Every pledge has been broken.

The lone Republican who voted against him — Sen. Mitch McConnell of Kentucky, a polio survivor — warned his colleagues. They did not listen. Trust in the CDC has since plummeted from 66% to 54%. Confidence in MMR vaccine school requirements among Republicans has fallen 27 points in just six years.

These are not poll numbers. They are harbingers of future outbreaks, future hospitalizations, future deaths.

I’ve seen this before. I was an intern at UCLA in the early 1980s when the first cases of what we would come to call AIDS appeared on our wards — young men dying of infections we had never seen in previously healthy patients.

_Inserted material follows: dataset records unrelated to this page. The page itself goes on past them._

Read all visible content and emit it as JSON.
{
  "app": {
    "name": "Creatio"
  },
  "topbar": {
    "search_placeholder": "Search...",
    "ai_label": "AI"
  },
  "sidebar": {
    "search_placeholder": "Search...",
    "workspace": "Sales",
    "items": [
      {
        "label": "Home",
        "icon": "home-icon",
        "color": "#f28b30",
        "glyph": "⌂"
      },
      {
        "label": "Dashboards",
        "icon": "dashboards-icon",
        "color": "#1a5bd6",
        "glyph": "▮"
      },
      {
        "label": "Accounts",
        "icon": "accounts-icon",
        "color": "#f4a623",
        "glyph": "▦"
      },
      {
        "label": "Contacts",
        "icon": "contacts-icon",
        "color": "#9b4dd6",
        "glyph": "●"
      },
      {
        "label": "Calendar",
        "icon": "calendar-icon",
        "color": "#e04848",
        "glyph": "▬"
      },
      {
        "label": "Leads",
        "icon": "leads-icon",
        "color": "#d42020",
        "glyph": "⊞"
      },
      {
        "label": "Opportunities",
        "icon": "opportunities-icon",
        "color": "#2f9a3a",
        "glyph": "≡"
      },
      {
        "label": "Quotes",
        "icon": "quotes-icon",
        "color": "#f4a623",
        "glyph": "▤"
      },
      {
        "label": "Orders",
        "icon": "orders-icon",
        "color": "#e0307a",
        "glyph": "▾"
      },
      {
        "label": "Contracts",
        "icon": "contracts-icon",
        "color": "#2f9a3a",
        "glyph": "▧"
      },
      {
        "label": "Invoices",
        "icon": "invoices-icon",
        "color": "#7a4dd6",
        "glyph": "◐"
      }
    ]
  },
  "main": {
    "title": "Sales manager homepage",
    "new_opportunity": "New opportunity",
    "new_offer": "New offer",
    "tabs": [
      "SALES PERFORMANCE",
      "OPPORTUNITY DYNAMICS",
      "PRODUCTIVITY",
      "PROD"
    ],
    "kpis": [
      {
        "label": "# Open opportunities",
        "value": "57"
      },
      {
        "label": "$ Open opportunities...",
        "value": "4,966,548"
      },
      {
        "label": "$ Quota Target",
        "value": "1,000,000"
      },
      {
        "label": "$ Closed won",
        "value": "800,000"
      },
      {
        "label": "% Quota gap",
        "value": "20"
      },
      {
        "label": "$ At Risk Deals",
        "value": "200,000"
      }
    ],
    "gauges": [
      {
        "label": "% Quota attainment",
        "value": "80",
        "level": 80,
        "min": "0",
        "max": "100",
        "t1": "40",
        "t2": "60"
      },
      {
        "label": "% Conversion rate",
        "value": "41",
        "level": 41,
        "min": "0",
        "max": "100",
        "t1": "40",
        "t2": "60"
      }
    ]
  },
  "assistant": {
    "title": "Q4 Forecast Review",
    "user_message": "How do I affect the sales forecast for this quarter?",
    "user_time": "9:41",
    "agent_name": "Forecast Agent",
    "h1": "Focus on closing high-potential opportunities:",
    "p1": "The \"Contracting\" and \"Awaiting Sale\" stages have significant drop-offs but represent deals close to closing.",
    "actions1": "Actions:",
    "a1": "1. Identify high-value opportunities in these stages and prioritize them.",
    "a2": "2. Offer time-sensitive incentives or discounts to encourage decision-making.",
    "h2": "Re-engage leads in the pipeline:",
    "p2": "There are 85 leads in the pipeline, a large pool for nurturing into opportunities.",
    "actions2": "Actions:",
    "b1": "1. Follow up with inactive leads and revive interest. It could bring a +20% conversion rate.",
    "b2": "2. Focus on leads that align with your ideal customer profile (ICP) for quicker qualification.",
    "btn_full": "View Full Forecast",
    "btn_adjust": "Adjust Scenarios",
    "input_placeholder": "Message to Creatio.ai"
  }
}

I watched an institution and a government fail to respond with the urgency a nascent epidemic demanded, and I watched people die because of that failure. The lesson was not subtle: When public health leadership falters, when ideology supplants science, when the people in charge decide that politics matters more than medicine, people die. Not in the abstract. In beds. In hospitals.

I am watching it happen again. The United States is poised to lose its measles elimination status — an achievement that took decades to build. Kennedy’s newly appointed CDC deputy Ralph Abraham responded to this prospect by calling it “just the cost of doing business.” Three people died of measles in this country last year. The cost of doing business.

So, when I see the secretary of Health and Human Services drinking whole milk in a pool with Kid Rock, I do not see comedy; nor should the response be memes or sarcasm. I see a man who bears direct responsibility for the resurgence of vaccine-preventable disease in the most medically advanced nation on Earth, performing a grotesque pantomime of wellness while children get sick. That is not a joke. It is a scandal. And it is long past time we treated it as one.

Robert B. Shpiner is a clinical professor of medicine at UCLA David Geffen School of Medicine, with over 40 years of ICU experience at Ronald Reagan UCLA Medical Center. He wrote this column for the Los Angeles Times.